「低学年からの指導」についての内容紹介
教科書通りの順に単元を学習し、問題集で典型的な問題を網羅的に学習したとしても、難関大学の入試問題が確実に解けるわけではありません。指導者の立場
からすれば何でもないような基本事項の組み合わせとしての入試問題が、生徒にとってはだいぶ違った見え方がして難しく感じてしまうことが多いようです。
そこで本講座では、低学年(「高1」または「中学の段階」)からの指導のおいて高い効果が期待される、次のような指導プランを提示します。
[
従来型の指導順序]
単元毎の基礎事項を確認→公式や解法→典型問題→入試問題
を
ロングスパンで実戦するプランでの指導
[
本講座で提案する指導順序案]
入試問題を確認→必要な力の分析→学ぶ時期の考察→単元毎の基礎事項
を
ショートスパンで実戦するプランでの指導
[従来型]では、低学年の間に学ぶ基本事項が実際にどういった場面で威力を発揮するのかが生徒には伝わりにくく、「問題演習はあくまで今習った事柄を使
うための手段」となってしまいがちです。また、各単元の学ぶ順序がある程度固定されてしまうが故に、学ぶ機会が極端に少なくなってしまうテーマが多々あり
ます。(例えば、数学IIの「図形と方程式」と数学Bの「ベクトル」では、通常「図形と方程式」→「ベクトル」の順で習うため、「図形と方程式」という単
元のテーマである「座標を求める」問題に対して、本来非常に有効な「ベクトルを用いた解法」を学ぶ機会が圧倒的に少ない)
一方、[本講座案]では、「
常に入試問題を目的とし、その解決のための手段として各単元を学ぶ」ため、何のためにその単元や道具を学ぶのかを容易に生徒に実感させることが可能となります。

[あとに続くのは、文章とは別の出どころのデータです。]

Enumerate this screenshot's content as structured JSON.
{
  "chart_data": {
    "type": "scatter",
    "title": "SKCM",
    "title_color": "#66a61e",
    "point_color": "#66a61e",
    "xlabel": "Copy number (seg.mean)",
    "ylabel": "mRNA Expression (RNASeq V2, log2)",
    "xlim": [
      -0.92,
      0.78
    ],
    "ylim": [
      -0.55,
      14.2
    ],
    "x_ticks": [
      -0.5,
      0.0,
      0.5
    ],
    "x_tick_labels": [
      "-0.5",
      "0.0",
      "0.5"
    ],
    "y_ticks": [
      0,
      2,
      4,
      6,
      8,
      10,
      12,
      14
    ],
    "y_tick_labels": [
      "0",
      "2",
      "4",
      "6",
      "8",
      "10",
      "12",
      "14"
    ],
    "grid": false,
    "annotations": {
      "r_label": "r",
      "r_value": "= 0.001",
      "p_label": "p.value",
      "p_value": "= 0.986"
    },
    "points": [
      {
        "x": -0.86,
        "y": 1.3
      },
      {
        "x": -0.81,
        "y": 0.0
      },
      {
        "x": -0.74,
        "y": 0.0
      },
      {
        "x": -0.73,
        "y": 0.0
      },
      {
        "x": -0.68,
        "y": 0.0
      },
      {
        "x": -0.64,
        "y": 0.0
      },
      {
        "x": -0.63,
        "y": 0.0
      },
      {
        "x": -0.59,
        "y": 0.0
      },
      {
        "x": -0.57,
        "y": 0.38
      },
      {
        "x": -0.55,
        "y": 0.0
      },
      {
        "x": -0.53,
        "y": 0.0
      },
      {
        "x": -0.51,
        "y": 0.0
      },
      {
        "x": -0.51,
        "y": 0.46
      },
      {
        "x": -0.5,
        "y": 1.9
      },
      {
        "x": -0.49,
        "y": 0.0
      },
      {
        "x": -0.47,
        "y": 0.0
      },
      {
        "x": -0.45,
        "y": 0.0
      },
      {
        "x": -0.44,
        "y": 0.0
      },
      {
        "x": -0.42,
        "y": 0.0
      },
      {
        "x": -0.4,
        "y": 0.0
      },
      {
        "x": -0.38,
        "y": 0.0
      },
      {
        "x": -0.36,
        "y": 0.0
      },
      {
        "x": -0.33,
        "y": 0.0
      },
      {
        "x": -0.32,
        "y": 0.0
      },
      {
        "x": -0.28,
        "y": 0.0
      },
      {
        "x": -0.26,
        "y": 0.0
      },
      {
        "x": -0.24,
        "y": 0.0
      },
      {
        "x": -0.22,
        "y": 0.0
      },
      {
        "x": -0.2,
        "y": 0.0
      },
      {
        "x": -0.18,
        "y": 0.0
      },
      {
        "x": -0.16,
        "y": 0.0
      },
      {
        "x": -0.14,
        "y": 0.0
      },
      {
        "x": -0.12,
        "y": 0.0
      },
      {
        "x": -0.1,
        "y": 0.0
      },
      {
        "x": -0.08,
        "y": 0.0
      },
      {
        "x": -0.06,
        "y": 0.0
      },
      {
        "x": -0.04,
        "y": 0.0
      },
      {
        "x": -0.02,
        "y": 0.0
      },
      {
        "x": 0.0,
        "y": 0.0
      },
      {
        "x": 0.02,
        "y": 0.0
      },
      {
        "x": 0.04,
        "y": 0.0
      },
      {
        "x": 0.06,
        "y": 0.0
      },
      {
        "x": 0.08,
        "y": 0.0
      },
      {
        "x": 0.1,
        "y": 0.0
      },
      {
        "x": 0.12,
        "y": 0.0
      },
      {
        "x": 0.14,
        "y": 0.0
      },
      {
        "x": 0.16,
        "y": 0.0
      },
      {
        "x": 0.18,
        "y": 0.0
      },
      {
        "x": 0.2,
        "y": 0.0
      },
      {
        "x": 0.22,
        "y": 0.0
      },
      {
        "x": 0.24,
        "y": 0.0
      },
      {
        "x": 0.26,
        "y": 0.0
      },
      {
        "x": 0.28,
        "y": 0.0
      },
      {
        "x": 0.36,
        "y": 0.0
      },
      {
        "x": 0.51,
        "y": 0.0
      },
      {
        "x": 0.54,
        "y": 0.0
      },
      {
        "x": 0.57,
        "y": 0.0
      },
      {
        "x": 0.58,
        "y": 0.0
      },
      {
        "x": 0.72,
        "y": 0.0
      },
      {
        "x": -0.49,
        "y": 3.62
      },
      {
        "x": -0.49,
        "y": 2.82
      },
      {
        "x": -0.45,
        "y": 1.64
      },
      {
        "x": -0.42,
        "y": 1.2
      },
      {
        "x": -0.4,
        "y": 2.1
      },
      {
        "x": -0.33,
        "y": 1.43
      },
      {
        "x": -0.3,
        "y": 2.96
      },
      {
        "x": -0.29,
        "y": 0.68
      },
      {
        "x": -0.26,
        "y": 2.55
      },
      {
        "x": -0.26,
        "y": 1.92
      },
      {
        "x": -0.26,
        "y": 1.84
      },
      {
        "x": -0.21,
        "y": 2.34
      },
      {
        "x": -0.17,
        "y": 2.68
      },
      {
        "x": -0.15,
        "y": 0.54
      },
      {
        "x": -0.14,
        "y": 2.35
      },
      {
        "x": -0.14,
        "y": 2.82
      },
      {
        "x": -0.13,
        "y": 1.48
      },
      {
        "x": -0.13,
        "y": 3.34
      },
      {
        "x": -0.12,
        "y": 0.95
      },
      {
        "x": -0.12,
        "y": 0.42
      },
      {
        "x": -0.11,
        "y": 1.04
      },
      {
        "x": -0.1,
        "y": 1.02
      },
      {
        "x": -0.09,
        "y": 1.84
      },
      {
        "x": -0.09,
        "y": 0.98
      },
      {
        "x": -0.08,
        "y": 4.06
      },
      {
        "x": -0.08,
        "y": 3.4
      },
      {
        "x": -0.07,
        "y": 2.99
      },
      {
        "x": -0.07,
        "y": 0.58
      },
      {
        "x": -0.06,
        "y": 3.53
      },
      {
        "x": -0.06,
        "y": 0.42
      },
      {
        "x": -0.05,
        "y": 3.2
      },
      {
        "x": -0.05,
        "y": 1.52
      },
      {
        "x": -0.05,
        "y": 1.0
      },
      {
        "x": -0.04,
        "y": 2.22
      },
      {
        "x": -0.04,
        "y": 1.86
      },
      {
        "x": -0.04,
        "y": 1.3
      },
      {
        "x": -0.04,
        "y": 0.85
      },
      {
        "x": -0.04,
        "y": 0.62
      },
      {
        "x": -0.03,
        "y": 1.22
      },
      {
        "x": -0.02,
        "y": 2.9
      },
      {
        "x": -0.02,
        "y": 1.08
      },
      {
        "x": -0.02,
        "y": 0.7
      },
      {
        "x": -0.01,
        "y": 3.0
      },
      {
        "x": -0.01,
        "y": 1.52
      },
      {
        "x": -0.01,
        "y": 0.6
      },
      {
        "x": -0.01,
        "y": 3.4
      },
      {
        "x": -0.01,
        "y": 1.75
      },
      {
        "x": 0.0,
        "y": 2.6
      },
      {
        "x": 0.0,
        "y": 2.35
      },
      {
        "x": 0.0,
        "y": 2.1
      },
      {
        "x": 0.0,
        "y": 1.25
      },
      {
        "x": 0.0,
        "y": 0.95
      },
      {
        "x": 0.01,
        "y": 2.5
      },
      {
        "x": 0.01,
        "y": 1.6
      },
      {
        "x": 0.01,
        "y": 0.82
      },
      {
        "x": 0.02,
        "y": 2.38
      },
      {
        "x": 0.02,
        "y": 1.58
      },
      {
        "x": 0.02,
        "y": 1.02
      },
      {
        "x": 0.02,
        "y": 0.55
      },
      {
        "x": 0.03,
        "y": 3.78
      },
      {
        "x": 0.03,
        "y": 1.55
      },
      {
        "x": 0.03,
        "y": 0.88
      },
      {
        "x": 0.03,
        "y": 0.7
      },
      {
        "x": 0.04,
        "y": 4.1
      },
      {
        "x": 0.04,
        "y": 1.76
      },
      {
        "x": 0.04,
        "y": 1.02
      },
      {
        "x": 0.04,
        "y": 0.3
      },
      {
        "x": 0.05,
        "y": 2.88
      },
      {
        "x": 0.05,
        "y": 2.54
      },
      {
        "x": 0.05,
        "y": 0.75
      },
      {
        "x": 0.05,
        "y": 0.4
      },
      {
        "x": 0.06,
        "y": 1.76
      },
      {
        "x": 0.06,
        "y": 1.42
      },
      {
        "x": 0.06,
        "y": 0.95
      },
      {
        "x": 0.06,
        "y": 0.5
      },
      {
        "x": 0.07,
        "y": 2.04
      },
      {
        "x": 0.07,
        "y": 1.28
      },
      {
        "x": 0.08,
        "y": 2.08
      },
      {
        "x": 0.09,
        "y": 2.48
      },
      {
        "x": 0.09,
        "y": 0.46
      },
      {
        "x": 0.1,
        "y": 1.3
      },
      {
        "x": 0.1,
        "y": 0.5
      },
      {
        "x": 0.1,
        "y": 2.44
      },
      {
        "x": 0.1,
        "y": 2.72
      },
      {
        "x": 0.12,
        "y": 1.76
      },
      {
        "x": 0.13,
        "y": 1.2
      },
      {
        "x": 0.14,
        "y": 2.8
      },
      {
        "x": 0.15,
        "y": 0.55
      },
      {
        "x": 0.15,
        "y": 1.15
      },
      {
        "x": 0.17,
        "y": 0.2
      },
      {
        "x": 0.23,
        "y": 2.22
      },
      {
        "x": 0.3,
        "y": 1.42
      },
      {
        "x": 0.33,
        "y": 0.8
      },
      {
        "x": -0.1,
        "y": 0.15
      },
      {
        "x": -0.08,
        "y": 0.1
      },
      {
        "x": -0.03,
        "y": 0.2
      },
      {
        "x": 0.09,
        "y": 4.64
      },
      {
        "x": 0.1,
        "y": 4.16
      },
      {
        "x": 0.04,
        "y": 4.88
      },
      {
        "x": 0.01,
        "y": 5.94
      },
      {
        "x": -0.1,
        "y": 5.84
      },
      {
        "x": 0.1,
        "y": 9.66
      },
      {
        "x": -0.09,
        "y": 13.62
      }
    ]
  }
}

ただし、当然のことながら高等学校の数学では、未習範囲の単元を学ぶために必要な概念は安易に理解できるものではないため、指導においては「扱う順序」
や「見せ方」、「確保すべき学習時間と演習量」などに細心の注意が必要となります。この点においては[従来型]よりも[本講座案]の方が、実戦するに当た
り指導者にとっての難易度は高まるかもしれません。
こういった点に留意しながら、「低学年からの指導」の一案を提示いたします。